Federal Trade Commission Issues Report on the IoT, Privacy and Security

Comprising mostly findings from a November 2013 FTC workshop, the report makes a number of recommendations regarding best practices for data security, but does not call for specific legislation to regulate consumer-facing IoT products.
By Mary Catherine O'Connor

While noting that security and privacy risks are real and growing as IoT devices proliferate—scores of consumer products linked to the Internet have entered the marketplace since the FTC's 2013 workshop—the agency said it does not believe these risks should be addressed through legislative action at this time. However, the commission's staff does use the report to urge Congress to enact "general technology-neutral data security legislation" and "broad-based (as opposed to IoT-specific) privacy legislation."

In addition, the report calls for companies to self-regulate and adopt best practices, such as building security features into the products starting at their earliest design stages and developing some form of data-minimization practice, as well as offering a reliable means of upgrading products with security patches once they are available in the marketplace. The companion report, "Careful Connections: Building Security in the Internet of Things," goes into further detail regarding best practices.

The staff report's findings are consistent with public statements made by FTC chairwoman Edith Ramirez during the recent Consumer Electronics Show, and those in an article that FTC commissioner Terrell McSweeny wrote for the technology news site Re/Code. But Maureen K. Ohlhausen—one of Ramirez's and McSweeny's fellow commissioners (the FTC has five politically appointed commissioners, with no more than three from the same party)—issued a statement, echoed in a number of tweets she also sent on Tuesday, in which she argued against the report's recommendations for enacting broad privacy legislation. Specifically, she noted that the FTC already has authority to enforce regulations that companies must require consumers to opt in and consent to personal data collection. Ohlhausen described the report's recommendation that companies use data-minimization tools, albeit with flexibility, as "overly prescriptive," and wrote, "The report, without examining costs or benefits, encourages companies to delete valuable data—primarily to avoid hypothetical future harms."

In the statements and on Twitter, Ohlhausen called the report a "missed opportunity" to delve into the tensions between FIPPs and the IoT, particularly with regard to data minimization.

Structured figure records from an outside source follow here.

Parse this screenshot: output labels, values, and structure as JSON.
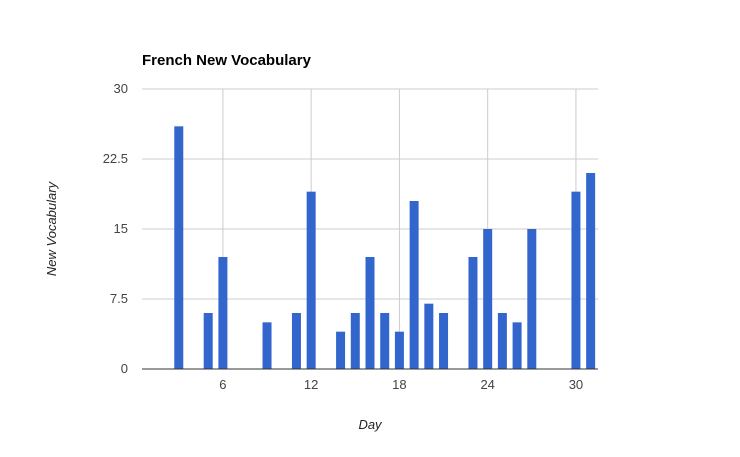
{
  "chart_data": {
    "type": "bar",
    "title": "French New Vocabulary",
    "xlabel": "Day",
    "ylabel": "New Vocabulary",
    "xlim": [
      1,
      31
    ],
    "ylim": [
      0,
      30
    ],
    "x_ticks": [
      6,
      12,
      18,
      24,
      30
    ],
    "y_ticks": [
      0,
      7.5,
      15,
      22.5,
      30
    ],
    "y_tick_labels": [
      "0",
      "7.5",
      "15",
      "22.5",
      "30"
    ],
    "grid": true,
    "legend": "none",
    "bar_color": "#3366cc",
    "x": [
      3,
      5,
      6,
      9,
      11,
      12,
      14,
      15,
      16,
      17,
      18,
      19,
      20,
      21,
      23,
      24,
      25,
      26,
      27,
      30,
      31
    ],
    "values": [
      26,
      6,
      12,
      5,
      6,
      19,
      4,
      6,
      12,
      6,
      4,
      18,
      7,
      6,
      12,
      15,
      6,
      5,
      15,
      19,
      21
    ]
  }
}
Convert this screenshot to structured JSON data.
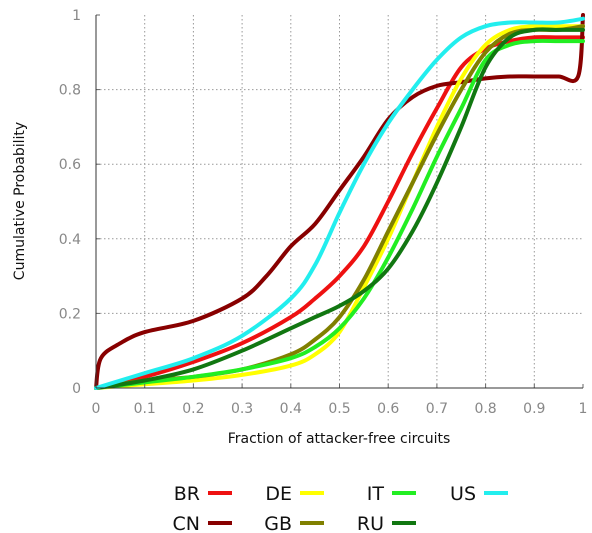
{
  "chart_data": {
    "type": "line",
    "title": "",
    "xlabel": "Fraction of attacker-free circuits",
    "ylabel": "Cumulative Probability",
    "xlim": [
      0,
      1
    ],
    "ylim": [
      0,
      1
    ],
    "x_ticks": [
      "0",
      "0.1",
      "0.2",
      "0.3",
      "0.4",
      "0.5",
      "0.6",
      "0.7",
      "0.8",
      "0.9",
      "1"
    ],
    "y_ticks": [
      "0",
      "0.2",
      "0.4",
      "0.6",
      "0.8",
      "1"
    ],
    "grid": true,
    "legend_position": "bottom",
    "series": [
      {
        "name": "BR",
        "color": "#ee1111",
        "x": [
          0,
          0.1,
          0.2,
          0.3,
          0.4,
          0.45,
          0.5,
          0.55,
          0.6,
          0.65,
          0.7,
          0.75,
          0.8,
          0.85,
          0.9,
          0.95,
          1.0
        ],
        "y": [
          0,
          0.03,
          0.07,
          0.12,
          0.19,
          0.24,
          0.3,
          0.38,
          0.5,
          0.63,
          0.75,
          0.86,
          0.91,
          0.93,
          0.94,
          0.94,
          0.94
        ]
      },
      {
        "name": "CN",
        "color": "#880000",
        "x": [
          0,
          0.01,
          0.05,
          0.1,
          0.2,
          0.3,
          0.35,
          0.4,
          0.45,
          0.5,
          0.55,
          0.6,
          0.65,
          0.7,
          0.75,
          0.8,
          0.85,
          0.9,
          0.95,
          0.99,
          1.0
        ],
        "y": [
          0,
          0.08,
          0.12,
          0.15,
          0.18,
          0.24,
          0.3,
          0.38,
          0.44,
          0.53,
          0.62,
          0.72,
          0.78,
          0.81,
          0.82,
          0.83,
          0.835,
          0.835,
          0.835,
          0.835,
          1.0
        ]
      },
      {
        "name": "DE",
        "color": "#ffff00",
        "x": [
          0,
          0.1,
          0.2,
          0.3,
          0.4,
          0.45,
          0.5,
          0.55,
          0.6,
          0.65,
          0.7,
          0.75,
          0.8,
          0.85,
          0.9,
          0.95,
          1.0
        ],
        "y": [
          0,
          0.01,
          0.02,
          0.035,
          0.06,
          0.09,
          0.15,
          0.27,
          0.4,
          0.55,
          0.7,
          0.83,
          0.92,
          0.96,
          0.97,
          0.97,
          0.97
        ]
      },
      {
        "name": "GB",
        "color": "#808000",
        "x": [
          0,
          0.1,
          0.2,
          0.3,
          0.4,
          0.45,
          0.5,
          0.55,
          0.6,
          0.65,
          0.7,
          0.75,
          0.8,
          0.85,
          0.9,
          0.95,
          1.0
        ],
        "y": [
          0,
          0.02,
          0.03,
          0.05,
          0.09,
          0.13,
          0.19,
          0.29,
          0.42,
          0.55,
          0.68,
          0.8,
          0.9,
          0.95,
          0.96,
          0.96,
          0.97
        ]
      },
      {
        "name": "IT",
        "color": "#22ee22",
        "x": [
          0,
          0.1,
          0.2,
          0.3,
          0.4,
          0.45,
          0.5,
          0.55,
          0.6,
          0.65,
          0.7,
          0.75,
          0.8,
          0.85,
          0.9,
          0.95,
          1.0
        ],
        "y": [
          0,
          0.015,
          0.03,
          0.05,
          0.08,
          0.11,
          0.16,
          0.24,
          0.35,
          0.48,
          0.62,
          0.75,
          0.88,
          0.92,
          0.93,
          0.93,
          0.93
        ]
      },
      {
        "name": "RU",
        "color": "#117711",
        "x": [
          0,
          0.1,
          0.2,
          0.3,
          0.4,
          0.45,
          0.5,
          0.55,
          0.6,
          0.65,
          0.7,
          0.75,
          0.8,
          0.85,
          0.9,
          0.95,
          1.0
        ],
        "y": [
          0,
          0.02,
          0.05,
          0.1,
          0.16,
          0.19,
          0.22,
          0.26,
          0.32,
          0.42,
          0.55,
          0.7,
          0.86,
          0.94,
          0.96,
          0.96,
          0.96
        ]
      },
      {
        "name": "US",
        "color": "#22eeee",
        "x": [
          0,
          0.1,
          0.2,
          0.3,
          0.4,
          0.45,
          0.5,
          0.55,
          0.6,
          0.65,
          0.7,
          0.75,
          0.8,
          0.85,
          0.9,
          0.95,
          1.0
        ],
        "y": [
          0,
          0.04,
          0.08,
          0.14,
          0.24,
          0.33,
          0.47,
          0.6,
          0.71,
          0.8,
          0.88,
          0.94,
          0.97,
          0.98,
          0.98,
          0.98,
          0.99
        ]
      }
    ],
    "legend_rows": [
      [
        "BR",
        "DE",
        "IT",
        "US"
      ],
      [
        "CN",
        "GB",
        "RU"
      ]
    ]
  }
}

Ohlhausen said the staff report's recommendations followed the precautionary principal (decision-making through which an organization attempts to mitigate harm by considering how a product or service could negatively impact users), whereas she prescribes to the concept of "permissionless innovation"—as expressed by Adam Thierer, a senior research fellow at George Mason University's Mercatus Center—in which companies are encouraged to develop new products unabated "unless a compelling case can be made that a new invention will bring serious harm to individuals."